Il bioeticista Nicholas Tonti-Filippini offre argomenti contro
l’eutanasia - Una breve recensione del suo nuovo libro - 12 maggio, 2012, http://www.uccronline.it/
Il prof. Nicholas
Tonti-Filippini, Decano Associato e Preside di Bioetica all’Istituto Giovanni
Paolo II per il Matrimonio e la Famiglia di Melbourne, già eticista presso il
primo ospedale d’Australia, ha pubblicato un libro molto interessante, “Caring
for People Who are Sick or Dying“ (Connor Court Publishing 2012) in cui offre
un’ottima sintesi delle proprie esperienze professionali, ma anche come
ex-malato terminale, avendo avuto a lungo a che fare con numerose malattie
croniche.
Argomenta da subito, si legge su
Zenit.it che ne ha recensito l’opera, su un gran numero di questioni generali
riguardo alla relazione tra pazienti e sistema sanitario, rimanendo nell’ambito
della tradizione cattolica. Spiega che l’assistenza come oggi è intesa, ebbe
origine nel Medioevo ed è incentrata sull’idea che gli esseri umani sono
“infermieri” del loro corpo e di esso responsabili. Ovviamente è una visione in
contrasto a quella maggioritaria di oggi, dove la vita ha senso/dignità solo se
è utile o efficiente. Interessante il discorso fatto nell’ambito delle cure
straordinarie, dove si ribadisce che le procedure mediche eccessivamente
gravose o sproporzionate al risultato ottenuto possono (devono) essere
interrotte. Il rifiuto all’accanimento terapeutico non ha però nulla a che vedere con il suicidio, e
nemmeno contraddice la naturale inclinazione a preservare la vita. Viene
affrontato anche la casistica della rianimazione, che non dovrebbe essere
applicata sempre. E’ un’operazione molto invasiva, poco utile in caso di
malattia grave. Spesso è deleteria, in quanto in persone anziane può
frequentemente rompere le costole. Il criterio per decidere cosa fare, secondo
l’autore, è valutare lo stato mentale del paziente, l’eventualità che sia in
possesso di informazioni mediche rilevanti e poi il giudizio del medico del
paziente.
Tonti-Filippini affronta
ovviamente anche la tematica dell’eutanasia, qualcosa di diverso dalla
sospensione di un trattamento inutile. I sostenitori dicono che si dovrebbe
rispettare l’autonomia della persona (quando si parla di conservazione della
vita non esiste però nessuna autodeterminazione, si veda ad esempio
l’infortunistica stradale). Ma togliere la vita a qualcuno, significa sottrarre
ogni opportunità di autonomia nel futuro. Immanuel Kant, a questo proposito,
affermava che il suicidio era sbagliato poiché significava trattare qualcuno
come un oggetto o un mezzo, piuttosto che come un fine. Come anche il suicidio
assistito, inoltre, questa pratica contraddice il ruolo principale del medico,
cioè la conservazione della vita e della salute. Non per nulla, dichiara
Tonti-Filippini, pressoché tutte le organizzazioni mediche nazionali nei paesi
di lingua inglese hanno inequivocabilmente rigettato la pratica dell’eutanasia
e del suicidio assistito come contrari all’etica dell’assistenza medica.

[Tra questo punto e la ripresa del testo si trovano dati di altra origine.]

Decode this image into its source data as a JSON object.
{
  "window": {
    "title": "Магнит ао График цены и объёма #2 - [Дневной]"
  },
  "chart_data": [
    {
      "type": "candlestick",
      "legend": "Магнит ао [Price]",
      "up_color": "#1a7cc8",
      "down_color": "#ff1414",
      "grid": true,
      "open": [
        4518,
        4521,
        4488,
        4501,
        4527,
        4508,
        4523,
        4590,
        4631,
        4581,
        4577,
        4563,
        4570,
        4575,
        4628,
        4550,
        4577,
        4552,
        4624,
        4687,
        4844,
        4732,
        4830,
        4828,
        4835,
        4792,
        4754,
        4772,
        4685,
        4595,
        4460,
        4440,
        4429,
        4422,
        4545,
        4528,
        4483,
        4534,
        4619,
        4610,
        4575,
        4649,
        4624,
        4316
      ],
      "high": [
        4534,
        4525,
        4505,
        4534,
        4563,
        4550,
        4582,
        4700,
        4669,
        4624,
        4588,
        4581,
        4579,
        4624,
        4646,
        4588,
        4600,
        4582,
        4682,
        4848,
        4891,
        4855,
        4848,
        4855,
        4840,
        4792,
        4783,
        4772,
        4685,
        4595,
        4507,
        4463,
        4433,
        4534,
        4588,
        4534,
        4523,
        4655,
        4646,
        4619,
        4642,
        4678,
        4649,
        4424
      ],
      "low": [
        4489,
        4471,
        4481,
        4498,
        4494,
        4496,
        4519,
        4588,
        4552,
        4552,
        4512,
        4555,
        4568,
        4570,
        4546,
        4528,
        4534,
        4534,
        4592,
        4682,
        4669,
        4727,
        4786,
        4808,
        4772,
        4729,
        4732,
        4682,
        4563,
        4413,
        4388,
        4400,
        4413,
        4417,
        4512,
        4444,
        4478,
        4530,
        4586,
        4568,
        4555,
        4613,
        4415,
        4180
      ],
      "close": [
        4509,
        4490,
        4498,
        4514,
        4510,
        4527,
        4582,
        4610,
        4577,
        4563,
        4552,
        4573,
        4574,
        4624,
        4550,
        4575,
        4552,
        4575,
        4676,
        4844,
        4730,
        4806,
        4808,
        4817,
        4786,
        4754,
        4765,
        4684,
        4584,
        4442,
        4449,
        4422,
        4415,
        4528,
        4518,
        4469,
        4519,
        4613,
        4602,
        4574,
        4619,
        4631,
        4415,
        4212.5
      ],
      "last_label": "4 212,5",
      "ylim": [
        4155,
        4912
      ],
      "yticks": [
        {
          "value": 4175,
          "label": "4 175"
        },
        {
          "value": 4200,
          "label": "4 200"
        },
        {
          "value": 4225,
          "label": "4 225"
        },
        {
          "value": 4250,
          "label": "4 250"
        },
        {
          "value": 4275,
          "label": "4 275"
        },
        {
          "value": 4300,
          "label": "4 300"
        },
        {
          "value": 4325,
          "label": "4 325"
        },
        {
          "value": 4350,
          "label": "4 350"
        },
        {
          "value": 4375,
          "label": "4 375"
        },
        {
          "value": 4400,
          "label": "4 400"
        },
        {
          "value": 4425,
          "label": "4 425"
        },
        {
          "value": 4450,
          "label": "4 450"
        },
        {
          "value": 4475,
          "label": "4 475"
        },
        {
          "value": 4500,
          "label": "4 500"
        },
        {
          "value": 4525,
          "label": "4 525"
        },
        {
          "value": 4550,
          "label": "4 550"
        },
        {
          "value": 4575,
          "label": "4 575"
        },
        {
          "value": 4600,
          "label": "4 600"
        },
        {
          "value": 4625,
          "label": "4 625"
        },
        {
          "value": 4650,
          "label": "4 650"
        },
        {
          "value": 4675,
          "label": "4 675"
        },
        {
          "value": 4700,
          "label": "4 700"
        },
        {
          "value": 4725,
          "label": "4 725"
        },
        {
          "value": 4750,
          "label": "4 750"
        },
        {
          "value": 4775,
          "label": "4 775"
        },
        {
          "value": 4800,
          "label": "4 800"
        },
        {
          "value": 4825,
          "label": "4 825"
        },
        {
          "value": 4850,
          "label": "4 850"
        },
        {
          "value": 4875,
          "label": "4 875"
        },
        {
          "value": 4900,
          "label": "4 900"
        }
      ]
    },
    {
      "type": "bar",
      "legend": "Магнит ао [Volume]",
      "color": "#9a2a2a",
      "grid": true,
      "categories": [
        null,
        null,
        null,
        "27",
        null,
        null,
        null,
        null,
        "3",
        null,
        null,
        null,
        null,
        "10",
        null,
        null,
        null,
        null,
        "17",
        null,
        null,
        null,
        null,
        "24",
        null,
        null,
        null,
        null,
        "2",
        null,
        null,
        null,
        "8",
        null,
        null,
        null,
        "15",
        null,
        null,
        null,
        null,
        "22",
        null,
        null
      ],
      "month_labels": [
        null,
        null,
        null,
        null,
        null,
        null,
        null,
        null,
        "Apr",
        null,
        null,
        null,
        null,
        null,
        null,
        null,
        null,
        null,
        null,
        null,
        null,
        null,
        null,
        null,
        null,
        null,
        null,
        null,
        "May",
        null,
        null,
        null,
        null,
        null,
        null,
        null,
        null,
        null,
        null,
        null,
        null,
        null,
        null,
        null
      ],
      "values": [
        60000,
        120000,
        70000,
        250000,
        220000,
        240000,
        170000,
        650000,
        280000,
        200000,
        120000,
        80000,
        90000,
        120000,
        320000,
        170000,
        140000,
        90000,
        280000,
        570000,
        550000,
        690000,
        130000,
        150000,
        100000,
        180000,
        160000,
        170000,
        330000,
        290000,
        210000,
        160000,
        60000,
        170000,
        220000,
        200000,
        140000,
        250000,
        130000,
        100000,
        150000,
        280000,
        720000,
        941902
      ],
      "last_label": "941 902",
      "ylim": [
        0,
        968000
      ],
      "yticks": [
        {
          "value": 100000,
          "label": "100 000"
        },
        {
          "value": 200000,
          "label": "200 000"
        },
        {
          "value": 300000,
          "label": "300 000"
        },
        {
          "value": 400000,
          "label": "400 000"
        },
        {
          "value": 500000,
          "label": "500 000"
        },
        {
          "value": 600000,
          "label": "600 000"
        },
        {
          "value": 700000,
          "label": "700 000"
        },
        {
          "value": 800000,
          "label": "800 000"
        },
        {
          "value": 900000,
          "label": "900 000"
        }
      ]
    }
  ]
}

Un’altra “leggenda nera” sul fine
vita, sostiene che la sacralità della vita umana sia un credo religioso, non
applicabile in una società laica. In realtà, argomenta il bioeticista
australiano, l’inviolabilità della vita umana non è soltanto una nozione
religiosa, ma è riconosciuta dai diritti umani a livello internazionale. Ad
esempio, quando si ha a che fare con persone che vivono in uno stato di
incoscienza, il rispetto per le loro vite rimane intatto, poiché esso non è
basato sulle funzioni vitali che esprimono ma su ciò che sono. L’eutanasia non
previene nemmeno forme di abuso, lo dimostrano proprio i paesi in cui è
depenalizzata dove è evidente il cosiddetto “pendio scivoloso”. In questi
Paesi, inoltre, è sensibile una certa forma di pressione su malati, anziani e
disabili, i quali inevitabilmente vengono spinti a una certa decisione per non
dover essere un peso per i propri familiari.